Ring3 Hidden - File, Directory, Service, and Process Concealment Project
This project specializes in implementing common Windows user-mode (Ring3) concealment techniques. Its functionalities encompass hiding files, directories, system services, process information, startup items, and more. Some hiding operations require administrative privileges for optimal results, which can be facilitated by pairing with a bypassUAC tool.
File/Directory Hiding: Transparently hides specific files and directories by hooking system APIs, rendering them invisible in standard system tools such as Explorer. This can also be achieved by setting the hidden and system attributes of targeted files or directories using Windows built-in settings, combined with API hooking for better concealment. Hooked APIs include NtQueryDirectoryFile and NtQueryDirectoryFileEx (which may not always need to be hooked). Note that multiple instances of Explorer.exe might exist within the system, requiring careful injection decisions or injecting into all instances of Explorer.exe.

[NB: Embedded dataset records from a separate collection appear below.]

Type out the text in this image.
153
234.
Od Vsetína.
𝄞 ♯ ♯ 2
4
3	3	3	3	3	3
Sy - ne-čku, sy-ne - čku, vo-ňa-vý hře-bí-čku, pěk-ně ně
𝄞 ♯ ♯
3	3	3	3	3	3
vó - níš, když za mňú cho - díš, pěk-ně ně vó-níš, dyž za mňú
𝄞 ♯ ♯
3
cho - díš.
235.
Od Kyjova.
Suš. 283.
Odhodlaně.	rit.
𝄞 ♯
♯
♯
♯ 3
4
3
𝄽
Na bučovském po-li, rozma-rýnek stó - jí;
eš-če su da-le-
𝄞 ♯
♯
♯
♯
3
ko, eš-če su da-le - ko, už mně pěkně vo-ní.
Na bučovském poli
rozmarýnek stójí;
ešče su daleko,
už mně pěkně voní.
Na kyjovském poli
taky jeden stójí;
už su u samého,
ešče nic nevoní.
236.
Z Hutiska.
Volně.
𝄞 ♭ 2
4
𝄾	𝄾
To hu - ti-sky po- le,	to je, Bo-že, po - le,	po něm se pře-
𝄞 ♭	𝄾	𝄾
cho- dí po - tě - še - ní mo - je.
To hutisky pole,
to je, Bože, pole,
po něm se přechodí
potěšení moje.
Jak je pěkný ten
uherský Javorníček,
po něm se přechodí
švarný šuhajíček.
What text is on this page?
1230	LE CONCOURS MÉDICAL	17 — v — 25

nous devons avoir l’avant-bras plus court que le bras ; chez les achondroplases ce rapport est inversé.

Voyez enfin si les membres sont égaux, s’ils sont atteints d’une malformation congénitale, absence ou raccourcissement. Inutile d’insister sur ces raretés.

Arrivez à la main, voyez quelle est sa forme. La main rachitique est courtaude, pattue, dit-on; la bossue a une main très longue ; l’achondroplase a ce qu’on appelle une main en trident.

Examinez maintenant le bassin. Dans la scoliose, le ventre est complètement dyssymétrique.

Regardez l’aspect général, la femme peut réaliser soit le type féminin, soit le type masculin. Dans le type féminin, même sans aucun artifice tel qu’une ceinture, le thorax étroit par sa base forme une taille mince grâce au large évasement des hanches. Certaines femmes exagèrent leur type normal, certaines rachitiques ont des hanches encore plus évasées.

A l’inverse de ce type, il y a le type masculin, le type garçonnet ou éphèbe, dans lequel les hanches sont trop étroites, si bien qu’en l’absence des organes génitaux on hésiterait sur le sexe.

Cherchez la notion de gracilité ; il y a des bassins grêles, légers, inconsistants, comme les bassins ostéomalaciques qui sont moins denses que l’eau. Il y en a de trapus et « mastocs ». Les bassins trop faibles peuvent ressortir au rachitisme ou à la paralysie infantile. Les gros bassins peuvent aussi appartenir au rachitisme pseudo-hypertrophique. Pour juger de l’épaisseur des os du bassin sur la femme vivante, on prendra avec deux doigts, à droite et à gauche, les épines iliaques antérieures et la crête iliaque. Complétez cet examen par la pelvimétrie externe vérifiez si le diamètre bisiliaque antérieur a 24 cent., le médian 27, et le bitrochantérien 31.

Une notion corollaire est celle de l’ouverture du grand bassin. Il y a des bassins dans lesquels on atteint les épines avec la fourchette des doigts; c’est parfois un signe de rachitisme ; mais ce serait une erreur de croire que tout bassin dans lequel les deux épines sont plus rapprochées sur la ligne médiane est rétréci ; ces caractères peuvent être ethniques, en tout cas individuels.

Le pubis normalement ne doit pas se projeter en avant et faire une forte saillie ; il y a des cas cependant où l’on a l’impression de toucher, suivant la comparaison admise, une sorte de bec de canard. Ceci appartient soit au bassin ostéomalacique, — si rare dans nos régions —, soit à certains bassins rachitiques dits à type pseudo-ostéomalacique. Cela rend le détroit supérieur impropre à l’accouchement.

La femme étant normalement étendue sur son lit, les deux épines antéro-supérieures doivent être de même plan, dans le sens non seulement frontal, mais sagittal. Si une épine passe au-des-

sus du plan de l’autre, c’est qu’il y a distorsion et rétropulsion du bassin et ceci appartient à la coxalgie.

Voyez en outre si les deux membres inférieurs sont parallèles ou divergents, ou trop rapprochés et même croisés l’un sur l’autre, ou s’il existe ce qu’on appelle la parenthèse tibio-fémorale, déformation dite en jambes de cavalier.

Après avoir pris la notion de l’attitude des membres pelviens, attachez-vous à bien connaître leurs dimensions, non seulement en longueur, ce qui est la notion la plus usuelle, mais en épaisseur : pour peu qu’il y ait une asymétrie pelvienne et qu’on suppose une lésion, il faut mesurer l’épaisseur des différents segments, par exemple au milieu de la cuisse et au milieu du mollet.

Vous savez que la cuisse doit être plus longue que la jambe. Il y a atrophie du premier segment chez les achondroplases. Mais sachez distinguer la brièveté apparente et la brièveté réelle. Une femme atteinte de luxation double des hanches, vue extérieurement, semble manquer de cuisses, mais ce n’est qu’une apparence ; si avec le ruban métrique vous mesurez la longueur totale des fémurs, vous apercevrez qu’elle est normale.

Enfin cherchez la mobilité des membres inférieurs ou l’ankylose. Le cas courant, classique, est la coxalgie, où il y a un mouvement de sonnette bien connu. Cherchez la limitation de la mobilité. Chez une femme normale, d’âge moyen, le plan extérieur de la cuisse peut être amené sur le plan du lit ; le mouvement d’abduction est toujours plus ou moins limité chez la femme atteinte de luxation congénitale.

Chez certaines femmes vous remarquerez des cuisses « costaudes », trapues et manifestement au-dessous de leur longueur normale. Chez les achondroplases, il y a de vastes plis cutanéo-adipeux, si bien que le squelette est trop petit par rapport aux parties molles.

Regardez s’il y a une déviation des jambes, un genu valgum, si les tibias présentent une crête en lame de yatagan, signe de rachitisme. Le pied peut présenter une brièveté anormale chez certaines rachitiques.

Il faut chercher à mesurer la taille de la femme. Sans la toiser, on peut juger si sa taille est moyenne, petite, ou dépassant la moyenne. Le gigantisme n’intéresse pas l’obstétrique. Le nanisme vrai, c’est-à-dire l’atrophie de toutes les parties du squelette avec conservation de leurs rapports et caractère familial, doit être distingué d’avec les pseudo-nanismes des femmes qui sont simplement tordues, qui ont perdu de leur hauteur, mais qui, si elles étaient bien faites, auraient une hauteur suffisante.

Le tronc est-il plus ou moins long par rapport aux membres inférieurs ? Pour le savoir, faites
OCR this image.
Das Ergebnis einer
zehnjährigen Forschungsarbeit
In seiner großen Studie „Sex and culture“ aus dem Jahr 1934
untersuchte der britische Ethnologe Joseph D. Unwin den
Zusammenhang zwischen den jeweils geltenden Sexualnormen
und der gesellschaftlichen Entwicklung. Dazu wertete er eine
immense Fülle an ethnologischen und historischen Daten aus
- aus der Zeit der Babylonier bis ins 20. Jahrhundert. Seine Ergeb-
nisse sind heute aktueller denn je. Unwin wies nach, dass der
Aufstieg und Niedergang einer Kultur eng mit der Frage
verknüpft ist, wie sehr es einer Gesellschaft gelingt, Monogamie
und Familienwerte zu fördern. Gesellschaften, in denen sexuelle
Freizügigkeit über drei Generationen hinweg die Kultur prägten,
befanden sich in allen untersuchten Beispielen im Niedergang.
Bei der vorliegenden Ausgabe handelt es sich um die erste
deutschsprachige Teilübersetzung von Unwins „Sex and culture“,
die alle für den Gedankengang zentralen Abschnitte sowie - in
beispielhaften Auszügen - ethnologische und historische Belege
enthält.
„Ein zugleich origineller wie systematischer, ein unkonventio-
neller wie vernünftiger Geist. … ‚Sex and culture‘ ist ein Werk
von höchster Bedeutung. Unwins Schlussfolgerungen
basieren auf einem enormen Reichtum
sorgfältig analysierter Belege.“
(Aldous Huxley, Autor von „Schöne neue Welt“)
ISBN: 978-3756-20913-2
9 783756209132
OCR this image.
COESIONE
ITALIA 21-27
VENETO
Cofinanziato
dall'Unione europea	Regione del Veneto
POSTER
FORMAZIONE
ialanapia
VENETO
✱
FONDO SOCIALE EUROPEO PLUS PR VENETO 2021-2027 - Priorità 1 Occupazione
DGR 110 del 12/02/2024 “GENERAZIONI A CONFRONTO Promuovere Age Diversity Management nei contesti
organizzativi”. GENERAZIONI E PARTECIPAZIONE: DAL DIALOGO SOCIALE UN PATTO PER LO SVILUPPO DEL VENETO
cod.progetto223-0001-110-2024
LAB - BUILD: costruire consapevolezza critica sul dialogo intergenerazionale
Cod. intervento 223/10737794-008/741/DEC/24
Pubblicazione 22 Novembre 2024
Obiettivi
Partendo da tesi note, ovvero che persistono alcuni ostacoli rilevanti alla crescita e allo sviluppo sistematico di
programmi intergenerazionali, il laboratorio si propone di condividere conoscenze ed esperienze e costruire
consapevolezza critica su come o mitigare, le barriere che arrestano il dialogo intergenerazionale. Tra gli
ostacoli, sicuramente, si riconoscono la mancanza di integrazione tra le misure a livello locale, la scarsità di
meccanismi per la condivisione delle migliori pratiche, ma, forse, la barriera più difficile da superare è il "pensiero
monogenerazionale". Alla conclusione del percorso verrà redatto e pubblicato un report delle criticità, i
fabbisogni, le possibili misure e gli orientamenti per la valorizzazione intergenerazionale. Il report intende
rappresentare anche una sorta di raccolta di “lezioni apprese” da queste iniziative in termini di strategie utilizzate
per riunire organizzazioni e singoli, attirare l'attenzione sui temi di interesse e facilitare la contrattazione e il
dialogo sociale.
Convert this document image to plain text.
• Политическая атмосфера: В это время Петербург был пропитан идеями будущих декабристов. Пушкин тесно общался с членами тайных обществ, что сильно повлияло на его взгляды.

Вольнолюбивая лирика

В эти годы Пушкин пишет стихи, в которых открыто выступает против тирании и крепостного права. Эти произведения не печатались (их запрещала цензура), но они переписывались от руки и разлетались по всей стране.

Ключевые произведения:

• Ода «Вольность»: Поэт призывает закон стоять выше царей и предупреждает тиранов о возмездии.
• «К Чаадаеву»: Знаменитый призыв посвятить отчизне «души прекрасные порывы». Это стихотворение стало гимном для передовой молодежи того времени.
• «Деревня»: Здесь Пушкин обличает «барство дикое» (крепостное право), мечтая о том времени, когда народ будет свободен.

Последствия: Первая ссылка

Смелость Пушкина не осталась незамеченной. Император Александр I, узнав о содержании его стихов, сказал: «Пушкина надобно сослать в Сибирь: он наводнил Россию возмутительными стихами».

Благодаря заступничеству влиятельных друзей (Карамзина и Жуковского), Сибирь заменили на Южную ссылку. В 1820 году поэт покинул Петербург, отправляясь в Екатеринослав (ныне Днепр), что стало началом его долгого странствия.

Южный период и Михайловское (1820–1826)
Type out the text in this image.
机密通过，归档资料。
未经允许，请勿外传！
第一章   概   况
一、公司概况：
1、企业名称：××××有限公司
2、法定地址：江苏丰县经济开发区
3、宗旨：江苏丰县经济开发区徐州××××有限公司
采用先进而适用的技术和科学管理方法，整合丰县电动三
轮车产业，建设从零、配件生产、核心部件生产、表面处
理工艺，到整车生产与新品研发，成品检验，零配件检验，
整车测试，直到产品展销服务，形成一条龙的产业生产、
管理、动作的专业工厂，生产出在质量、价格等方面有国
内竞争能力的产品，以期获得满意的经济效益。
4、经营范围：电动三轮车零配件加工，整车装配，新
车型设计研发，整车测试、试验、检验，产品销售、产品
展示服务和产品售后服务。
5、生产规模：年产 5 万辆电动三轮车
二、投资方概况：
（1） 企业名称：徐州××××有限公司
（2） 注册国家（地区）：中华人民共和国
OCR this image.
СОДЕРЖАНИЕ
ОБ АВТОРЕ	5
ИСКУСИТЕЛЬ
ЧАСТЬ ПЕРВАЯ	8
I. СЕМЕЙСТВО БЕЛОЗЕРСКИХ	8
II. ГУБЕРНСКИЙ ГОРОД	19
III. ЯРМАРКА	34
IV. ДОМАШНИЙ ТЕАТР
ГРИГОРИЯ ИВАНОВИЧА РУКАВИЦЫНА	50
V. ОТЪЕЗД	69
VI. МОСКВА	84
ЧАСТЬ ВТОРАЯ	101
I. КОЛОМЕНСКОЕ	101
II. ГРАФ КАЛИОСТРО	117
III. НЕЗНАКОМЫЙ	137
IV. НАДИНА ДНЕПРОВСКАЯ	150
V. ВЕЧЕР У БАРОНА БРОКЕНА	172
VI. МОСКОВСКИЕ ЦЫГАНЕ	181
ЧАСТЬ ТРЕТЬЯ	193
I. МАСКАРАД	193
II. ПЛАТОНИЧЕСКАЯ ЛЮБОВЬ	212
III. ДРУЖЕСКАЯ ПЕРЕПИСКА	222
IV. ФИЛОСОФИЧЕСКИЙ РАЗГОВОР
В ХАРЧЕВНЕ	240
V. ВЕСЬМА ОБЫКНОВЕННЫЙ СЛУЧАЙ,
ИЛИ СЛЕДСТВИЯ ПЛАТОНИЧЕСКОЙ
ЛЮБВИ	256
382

Service Hiding: Utilizes Windows' native security mechanisms to hide services at the user-level. This involves leveraging the Windows Access Control List (ACL) mechanism, which provides a more discreet form of hiding compared to hooking EnumServicesStatusExW. The same mechanism can be used to create inaccessible files.
Process Hiding: Implements API Hooking during the process creation and enumeration phases to bypass checks, thus achieving stealthy process invisibility. Hooked API: NtQuerySystemInformation. This hook is effective against tools like Process Hacker.
Startup Item Concealment: Uses Native APIs for registry read/write operations to hide startup items. This method achieves excellent concealment, making hidden startup items undetectable even by dedicated utilities such as火绒's Startup Management and Sysinternals Autoruns.
Module Concealment: Relies on PEB chain manipulation for module hiding, which makes modules invisible in most tools but is generally unreliable and easily detected. DLL reflective injection is considered a better alternative.
| hide | method |
|---|---|
| hidden process | hook NtQuerySystemInformation |
| Hide self launch items | NtCreateKeyEx NtDeleteKeyEx |
| hidden services | Using ACL to hide Windows services |
| hidden file | hook ntQueryDirectoryFile setfileattributes() |
| hidden module | PEB broken chain |
Development Environment: Visual Studio 2022 (v143), Win10 22h2.
Testing: Inject the compiled DLL into the target process, or load it into the system via a startup entry.
Configuration: Provides simple interfaces or configuration files to specify resources to be hidden.
Testing Caution: While Ring3 hiding techniques typically do not compromise system stability, for safety and consistent testing, please conduct code tests in a virtual machine environment and observe if the hidden resources are successfully removed from system views.
Legal Statement: Please strictly adhere to local laws and regulations. Do not use this project for any illegal or unauthorized purposes.
Contributions from all participants are welcome for project optimization, vulnerability fixes, and new feature additions. Follow GitHub's standard procedures to submit pull requests and discuss related issues in the issue section.